Using any of these three services is a bit of a throwback to traditional TV. You can’t pause live programming (although you can pause on-demand programs), and there’s no DVR to record your favorite shows. Because subscriptions are not required, however, you can watch any of these services simultaneously on any number of screens, which services like Netflix and Hulu won’t let you do.
|The Roku Channel||Pluto TV||Tubi|
|Stream on multiple devices?||Yes||Yes||Yes|
|Number of users||80 million||68 million||51 million|
Comparing Streaming Quality
Regarding audio and video quality, none of these services are state of the art. Forget about 4K resolution and Dolby Atmos surround sound. Most of the older TV shows are in their original standard definition, and newer programming is in 720p high definition—not the higher-quality 1080p you get with other services. Audio is stereo only, and no surround sound is available.

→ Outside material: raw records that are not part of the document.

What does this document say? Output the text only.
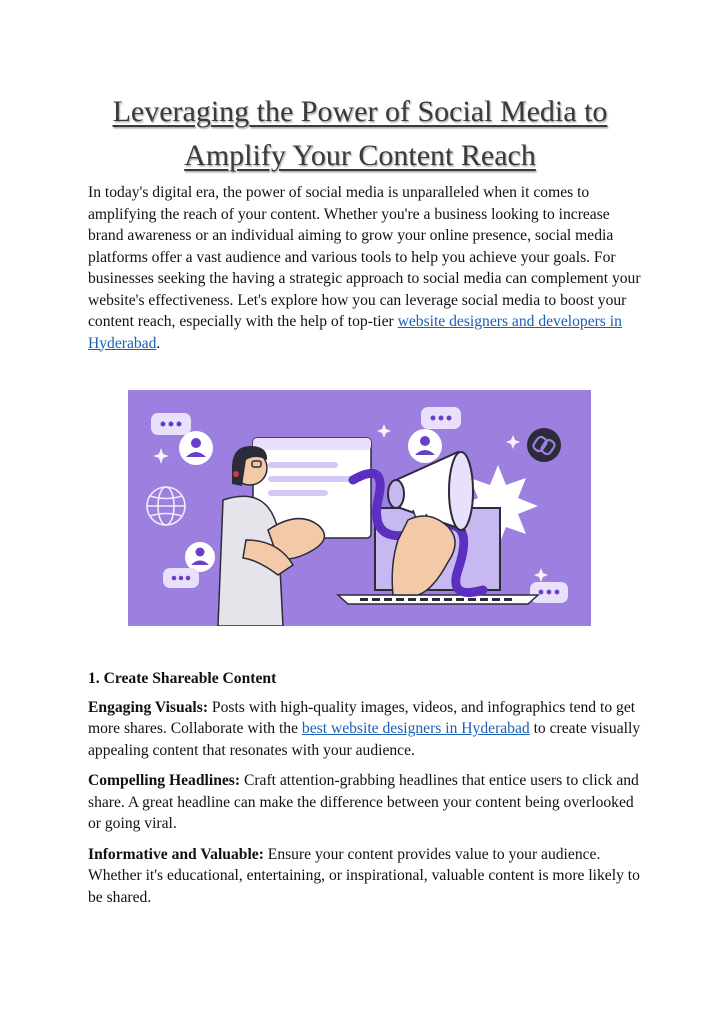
Leveraging the Power of Social Media to
Amplify Your Content Reach

In today's digital era, the power of social media is unparalleled when it comes to amplifying the reach of your content. Whether you're a business looking to increase brand awareness or an individual aiming to grow your online presence, social media platforms offer a vast audience and various tools to help you achieve your goals. For businesses seeking the having a strategic approach to social media can complement your website's effectiveness. Let's explore how you can leverage social media to boost your content reach, especially with the help of top-tier website designers and developers in Hyderabad.

1. Create Shareable Content

Engaging Visuals: Posts with high-quality images, videos, and infographics tend to get more shares. Collaborate with the best website designers in Hyderabad to create visually appealing content that resonates with your audience.

Compelling Headlines: Craft attention-grabbing headlines that entice users to click and share. A great headline can make the difference between your content being overlooked or going viral.

Informative and Valuable: Ensure your content provides value to your audience. Whether it's educational, entertaining, or inspirational, valuable content is more likely to be shared.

|The Roku Channel||Pluto TV||Tubi|
|Video quality (max)||SD/720p||SD/720p||SD/720p|
What Content Do These Platforms Offer?
Not surprisingly, you run into a lot of the same content across all three of these services—especially when it comes to older TV shows and movies. For example, at the time of writing, you can find The Beverly Hillbillies, Mystery Science Theater 3000, and old Johnny Carson reruns on all three services.
Each service has its personality, however, especially regarding exclusive content and live programming.

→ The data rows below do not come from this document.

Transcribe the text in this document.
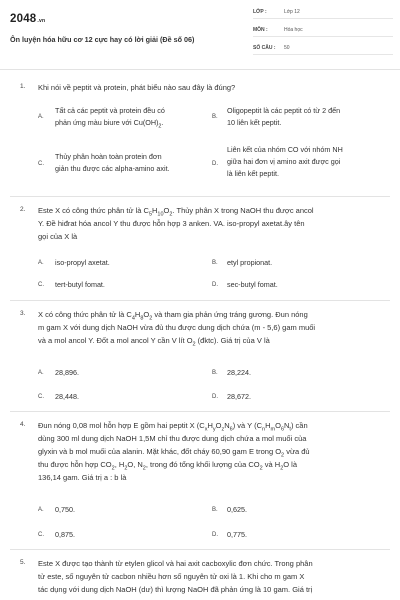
2048.vn
Ôn luyện hóa hữu cơ 12 cực hay có lời giải (Đề số 06)
LỚP :	Lớp 12
MÔN :	Hóa học
SỐ CÂU :	50
1. Khi nói về peptit và protein, phát biểu nào sau đây là đúng?
A.
Tất cả các peptit và protein đều có
phản ứng màu biure với $Cu(OH)_2$.
B.
Oligopeptit là các peptit có từ 2 đến
10 liên kết peptit.
C.
Thủy phân hoàn toàn protein đơn
giản thu được các alpha-amino axit.	D.
Liên kết của nhóm CO với nhóm NH
giữa hai đơn vị amino axit được gọi
là liên kết peptit.
2. Este X có công thức phân tử là $C_5H_{10}O_2$. Thủy phân X trong NaOH thu được ancol
Y. Đề hiđrat hóa ancol Y thu được hỗn hợp 3 anken. VA. iso-propyl axetat.ây tên
gọi của X là
A. iso-propyl axetat.	B. etyl propionat.
C. tert-butyl fomat.	D. sec-butyl fomat.
3. X có công thức phân tử là $C_4H_8O_2$ và tham gia phản ứng tráng gương. Đun nóng
m gam X với dung dịch NaOH vừa đủ thu được dung dịch chứa (m - 5,6) gam muối
và a mol ancol Y. Đốt a mol ancol Y cần V lít $O_2$ (đktc). Giá trị của V là
A. 28,896.	B. 28,224.
C. 28,448.	D. 28,672.
4. Đun nóng 0,08 mol hỗn hợp E gồm hai peptit X $(C_xH_yO_zN_6)$ và Y $(C_nH_mO_6N_t)$ cần
dùng 300 ml dung dịch NaOH 1,5M chỉ thu được dung dịch chứa a mol muối của
glyxin và b mol muối của alanin. Mặt khác, đốt cháy 60,90 gam E trong $O_2$ vừa đủ
thu được hỗn hợp $CO_2$, $H_2O$, $N_2$, trong đó tổng khối lượng của $CO_2$ và $H_2O$ là
136,14 gam. Giá trị a : b là
A. 0,750.	B. 0,625.
C. 0,875.	D. 0,775.
5. Este X được tạo thành từ etylen glicol và hai axit cacboxylic đơn chức. Trong phân
tử este, số nguyên tử cacbon nhiều hơn số nguyên tử oxi là 1. Khi cho m gam X
tác dụng với dung dịch NaOH (dư) thì lượng NaOH đã phản ứng là 10 gam. Giá trị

Pluto TV leans heavily into the Paramount/Viacom/CBS libraries, which means a lot of classic CBS network programming and a dedicated Star Trek channel. On the other hand, Tubi features a lot of programming from the Fox TV network, along with all those local Fox station news feeds. The Roku Channel is more content-neutral, with programming from many different sources—including dozens of Latino-focused channels.

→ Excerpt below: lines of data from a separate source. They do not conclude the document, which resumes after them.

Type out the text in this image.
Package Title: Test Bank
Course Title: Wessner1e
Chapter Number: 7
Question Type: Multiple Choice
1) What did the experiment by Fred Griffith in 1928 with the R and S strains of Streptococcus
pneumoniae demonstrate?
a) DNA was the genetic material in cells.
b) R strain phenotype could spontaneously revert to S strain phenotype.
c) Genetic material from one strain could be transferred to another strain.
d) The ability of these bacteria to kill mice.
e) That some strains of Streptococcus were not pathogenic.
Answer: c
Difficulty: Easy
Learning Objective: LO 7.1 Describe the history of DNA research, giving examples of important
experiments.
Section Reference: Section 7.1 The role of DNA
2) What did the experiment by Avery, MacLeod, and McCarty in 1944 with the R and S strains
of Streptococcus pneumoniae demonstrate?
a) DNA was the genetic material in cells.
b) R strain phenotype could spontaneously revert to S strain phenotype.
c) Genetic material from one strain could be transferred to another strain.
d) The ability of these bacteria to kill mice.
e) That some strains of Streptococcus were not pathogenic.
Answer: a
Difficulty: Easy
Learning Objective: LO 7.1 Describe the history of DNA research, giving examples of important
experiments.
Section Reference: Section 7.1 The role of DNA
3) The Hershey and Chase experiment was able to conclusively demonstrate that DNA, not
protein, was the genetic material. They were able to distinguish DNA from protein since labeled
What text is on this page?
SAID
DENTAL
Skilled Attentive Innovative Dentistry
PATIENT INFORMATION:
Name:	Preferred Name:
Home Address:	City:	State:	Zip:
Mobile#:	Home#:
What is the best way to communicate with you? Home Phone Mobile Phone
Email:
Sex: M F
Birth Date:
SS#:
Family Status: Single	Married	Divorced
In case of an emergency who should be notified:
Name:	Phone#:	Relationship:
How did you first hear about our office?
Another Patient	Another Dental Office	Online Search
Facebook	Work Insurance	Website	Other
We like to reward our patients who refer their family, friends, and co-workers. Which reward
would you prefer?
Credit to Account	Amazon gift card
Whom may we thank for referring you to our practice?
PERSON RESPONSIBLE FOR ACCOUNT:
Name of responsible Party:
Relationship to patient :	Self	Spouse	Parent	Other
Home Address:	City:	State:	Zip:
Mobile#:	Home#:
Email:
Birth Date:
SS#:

While several of these services focus on live content-specific channels, they all offer robust on-demand programming. However, Pluto TV lags well behind its competitors in terms of library size. Pluto also doesn’t have any original content, although what the other services call “original” is likely to disappoint many viewers.
You’ll also find a lot of sports across all three services, including various games and events streamed in real-time. Note that you’re not going to find MLB, NBA, or NBA games on any of these free services. If that’s what you want, you’ll have to subscribe to one of the best streaming sites to watch live NBA games.
|The Roku Channel||Pluto TV||Tubi|
|Number of titles||100,000+||8,000+||40,000+|
|Number of channels||200+||250+||99|
|Is original content available?||Yes||No||Yes|
|Live sports streaming?||Yes||Yes||Yes|
What’s the Best Free Streaming Video Service?
Comparing The Roku Channel, Pluto TV, and Tubi, which is the best free streaming service? The Roku Channel comes out ahead by the numbers, but that doesn’t tell the entire story. Pluto TV has more mainstream content, while Tubi is better for sports and local news.
The bottom line is that all three streaming services are good sources of popular content, and since they’re all free, they are worth checking out.